Le vieux port demeure souvent l’unique escale des visiteurs, à la fois pour les raisons évoquées plus haut mais aussi parce que s’y trouve, dû au starchitecte génois Renzo Piano, un aquarium parmi les plus réputés d’Italie et l’un des plus grands d’Europe. Ses innombrables bassins et biotopes savamment mis en scène comme en lumière, présentent un éventail exhaustif de tout ce qui vit dans et autour de l’eau sur la planète. Émerveillement garanti devant les immenses baies derrière lesquelles s’ébattent des animaux qui entrent parfois en interaction avec le spectateur ! Le delphinarium vaut autant pour ses démonstrations que pour l’atmosphère irréelle qui règne dans le vaste espace vitré situé en contrebas : la magie du spectacle se passe de commentaires… L’accessibilité en fauteuil roulant se fait par le côté gauche du bâtiment où se trouve l’un des nombreux ascenseurs desservant les multiples niveaux de l’édifice dont la forme évoque un immense navire. Tarif réduit pour les visiteurs handicapés (possibilité de billet groupé avec d’autres attractions du vieux port), toilettes adaptées, restauration possible sur place avec une jolie vue sur les quais.

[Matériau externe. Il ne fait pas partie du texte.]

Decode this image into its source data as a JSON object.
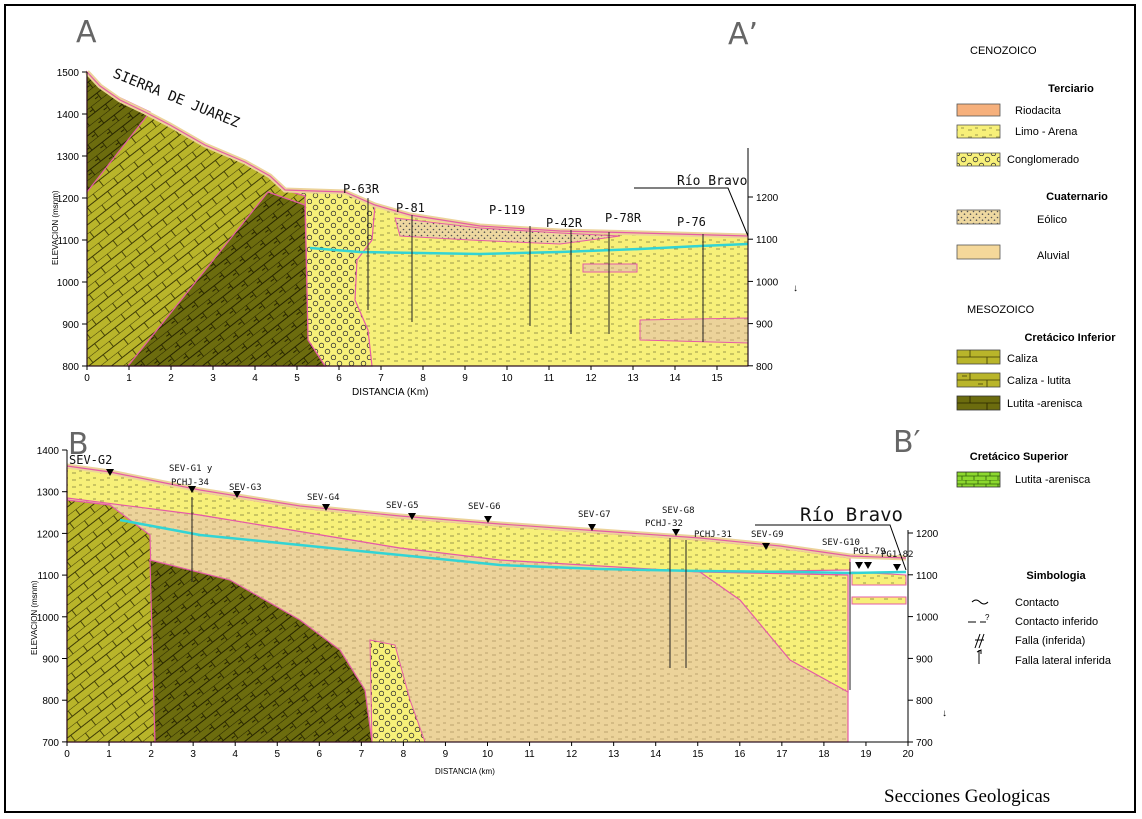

Immanquable devant l’aquarium, l’ascenseur panoramique Bigo, dû également à Renzo Piano, rappelle quant à lui la vocation industrielle de ces quais où ne demeure que la plaisance. Sa forme en étoile immaculée supporte une nacelle parfaitement accessible d’où l’on jouit d’un superbe panorama sur cette partie de la ville, ses principaux monuments et l’étendue de son front de mer. Occasion de se rendre compte combien la cité ne se limite pas à son centre ancien, et de se rappeler qu’elle fut pendant huit siècles la capitale d’une république maritime rivalisant avec Venise et Constantinople, loin devant Marseille ou Barcelone ! Sa sphère d’influence s’étendait alors à toute la Méditerranée et jusqu’à la mer Noire, ses possessions comptant, entre autres, la Corse, le nord de la Sardaigne, quelques îles grecques et le sud de la Crimée… Une capitale avant tout financière, l’une des premières de cette importance dans l’histoire mondiale, créancière des grands empires et donc diplomate à l’extrême (quelques célèbres bévues mises à part), d’où sa longévité. Dirigée par un doge à l’instar de sa rivale de toujours, elle dut comme elle sa chute au même Napoléon venu exporter la Révolution Française à la fin des années 1790. S’ensuivit un déclin relatif jusqu’à l’autre révolution, industrielle celle-là, qui propulsa de nouveau la ville au firmament de l’économie italienne, toujours grâce au port. Des quais chargés de navires qui, vers la fin du XIXe siècle, virent s’embarquer pour les Amériques de nombreux migrants.
Ce récit à la fois éclatant et mouvementé, on le retrouve au musée de la mer (baptisé Galata, un nom qui rappelle la fameuse tour stambouliote), sur les traces de Christophe Colomb, évidemment, mais aussi des grandes familles aristocratiques, armateurs et autres barons d’industrie qui surent, à la faveur du Risorgimento, placer Gênes à l’égal de Milan ou Turin, et reléguer Venise à ses souvenirs. Installé dans les anciens arsenaux, ce très vaste et très riche musée présente de nombreuses pièces remarquables, dont une immense galère reconstituée (inaccessible en fauteuil roulant, mais on peut en faire le tour) et un brigantin accessible par rampe ainsi que la reconstitution du pont supérieur d’un steamer en cours de manoeuvre. On peut également affronter virtuellement une tempête grâce à une salle 4D également accessible ! Une partie fort émouvante évoque l’émigration italienne vers le Nouveau Monde, avec reconstitutions et témoignages (certains terriblement actuels), une autre le dramatique naufrage du paquebot Andrea Doria en 1956. La terrasse panoramique du dernier étage offre un autre point de vue sur le port et ses énormes navires de croisière, synonymes d’évasion pour des millions de touristes… Audioguides descriptifs et panneaux tactiles agrémentent la visite.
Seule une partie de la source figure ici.